What is our primary use case?
I have experience in
ClickHouse, and we also use Apache
Druid, which has corporate support from
Druid, along with data products in
Hadoop. We are currently exploring many platforms such as GMI, TKI, and Vertex.
I use
ClickHouse as a merchant side portal, especially when we started exploring how to use the data, which was coming from multiple sources such as logs, mainframe,
Teradata, and many file systems that come to the data lake. The real-time challenge was joining the data and providing more analytical queries for our merchants, who work throughout the year to improve GMB, sales, and ensure the right quantity of items is ordered at the right time. That's the challenge for the merchants, and we aim for fast analytical queries on larger databases, which is why we selected ClickHouse as our columnar OLAP database supporting real-time analytics with its own SQL interface.
We have installed both local
Docker versions, which are quite scalable, and usually connect with BI tools such as
Grafana,
Superset, and
Tableau while utilizing materialized views, DDLs partitions, and many other connectors with Python, such as ClickHouse connectors and drivers. It's exciting to see how ClickHouse has evolved, and we are evaluating ClickHouse Cloud while also having the on-premises version.
We are already a customer of ClickHouse, with Sam's Club utilizing it on the merchant side while also exploring ClickHouse for consumers, primarily for user analytics, metrics, and streaming data analysis in ad tech. Additionally, we use custom analysis and metrics for fraud detection in payments and ad campaign metrics, with various teams utilizing it for ad campaign management and user behavior analytics, particularly on e-commerce sites focusing on customer behavior. It's extensively used due to its low latency, fast aggregations, and excellent OLAP columnar storage, featuring quick joins and real-time data visibility, making ClickHouse very appealing to us.
What is most valuable?
ClickHouse is very easy to use; one of the good features is that it has joins, which were not present in Druid, and Druid was quite expensive, especially with our applications at Sam's Club utilizing ClickHouse very quickly.
ClickHouse deserves a rating of 9 when compared to competitors, particularly Druid, which is stable but comes with higher costs and subpar support. ClickHouse proves to be more lightweight, offering low latency and high throughput, along with joins, making it especially good for log and metrics handling.
What needs improvement?
The basic challenge for ClickHouse is the documentation, which isn't ideal, but it's mature and stable with more columnar storage, compression, and parallel processing, making it the best for OLAP. In terms of improvements, it's not designed for very frequent small writes, making it less scalable in write-intensive workloads, and it's not flourishing in transactional use cases or when ingesting streaming data, such as batching or buffering, which is something ClickHouse will improve.
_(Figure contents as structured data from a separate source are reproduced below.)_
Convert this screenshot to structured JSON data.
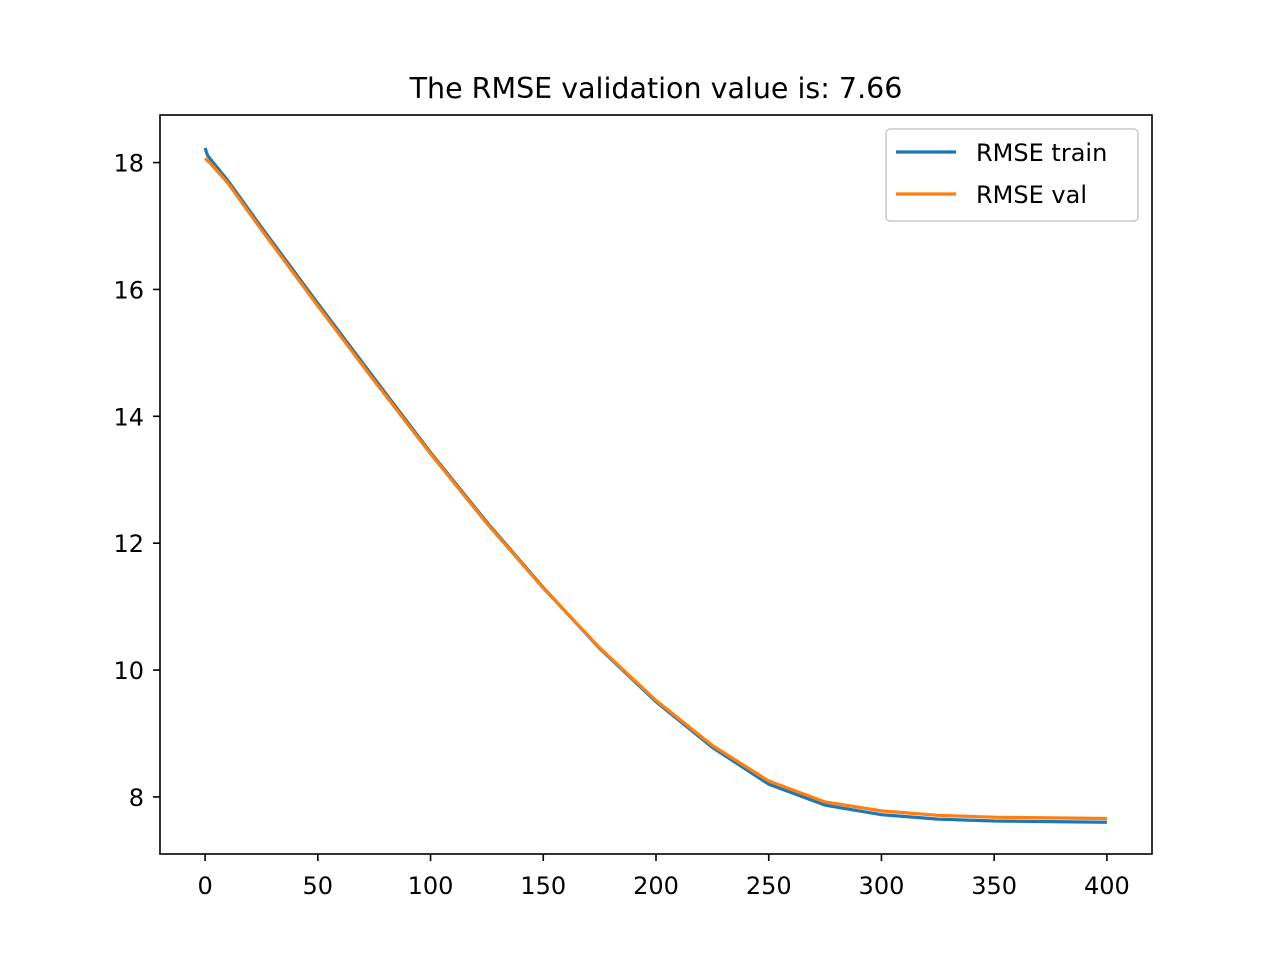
{
  "chart_data": {
    "type": "line",
    "title": "The RMSE validation value is: 7.66",
    "xlabel": "",
    "ylabel": "",
    "xlim": [
      -20,
      420
    ],
    "ylim": [
      7.1,
      18.75
    ],
    "x_ticks": [
      0,
      50,
      100,
      150,
      200,
      250,
      300,
      350,
      400
    ],
    "y_ticks": [
      8,
      10,
      12,
      14,
      16,
      18
    ],
    "grid": false,
    "legend_position": "top-right",
    "series": [
      {
        "name": "RMSE train",
        "color": "#1f77b4",
        "x": [
          0,
          1,
          2,
          10,
          25,
          50,
          75,
          100,
          125,
          150,
          175,
          200,
          225,
          250,
          275,
          300,
          325,
          350,
          375,
          400
        ],
        "y": [
          18.23,
          18.12,
          18.07,
          17.72,
          16.98,
          15.78,
          14.6,
          13.43,
          12.33,
          11.3,
          10.34,
          9.5,
          8.78,
          8.2,
          7.87,
          7.72,
          7.65,
          7.62,
          7.61,
          7.6
        ]
      },
      {
        "name": "RMSE val",
        "color": "#ff7f0e",
        "x": [
          0,
          1,
          2,
          10,
          25,
          50,
          75,
          100,
          125,
          150,
          175,
          200,
          225,
          250,
          275,
          300,
          325,
          350,
          375,
          400
        ],
        "y": [
          18.07,
          18.03,
          18.0,
          17.68,
          16.94,
          15.74,
          14.56,
          13.41,
          12.31,
          11.29,
          10.35,
          9.52,
          8.81,
          8.25,
          7.92,
          7.78,
          7.71,
          7.68,
          7.67,
          7.66
        ]
      }
    ]
  }
}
What do I think about the stability of the solution?
ClickHouse is quite stable, and it deserves a rating of 9.
What do I think about the scalability of the solution?
ClickHouse deserves a scalability rating of 8 since it's quite scalable but has some room for improvement regarding scaling challenges.
How are customer service and support?
The support team has its own community support on platforms such as
Slack Overflow and ClickHouse
Slack. Commercially, the company provides enterprise support, especially for Sam's Club through ClickHouse Cloud. We utilize AVN ClickHouse, which is effectively managed by AVN, providing bug fixes and developing new functionalities along with architecture reviews. I appreciate their 24/7 support which is beneficial, although those using open source might face some challenges. Overall, the enterprise support is quite good.
How would you rate customer service and support?
How was the initial setup?
The initial setup for ClickHouse is relatively easier compared to
Flink; however, for newcomers, it is quite challenging. I find it easier in terms of API with single-node setups through Yum or apt taking only a couple of minutes to install. Planning cluster setups is a bit complex, primarily an admin task, and while a single-node setup is easy, managing ClickHouse Cloud is extremely easy. Creating clusters can vary from moderate to difficult based on the scale, typically from 5 to 10 nodes, depending on the use case.
What other advice do I have?
I would recommend this solution. Overall rating: 9 out of 10.
Which deployment model are you using for this solution?
On-premises
If public cloud, private cloud, or hybrid cloud, which cloud provider do you use?
Other
Disclosure: I am a real user, and this review is based on my own experience and opinions.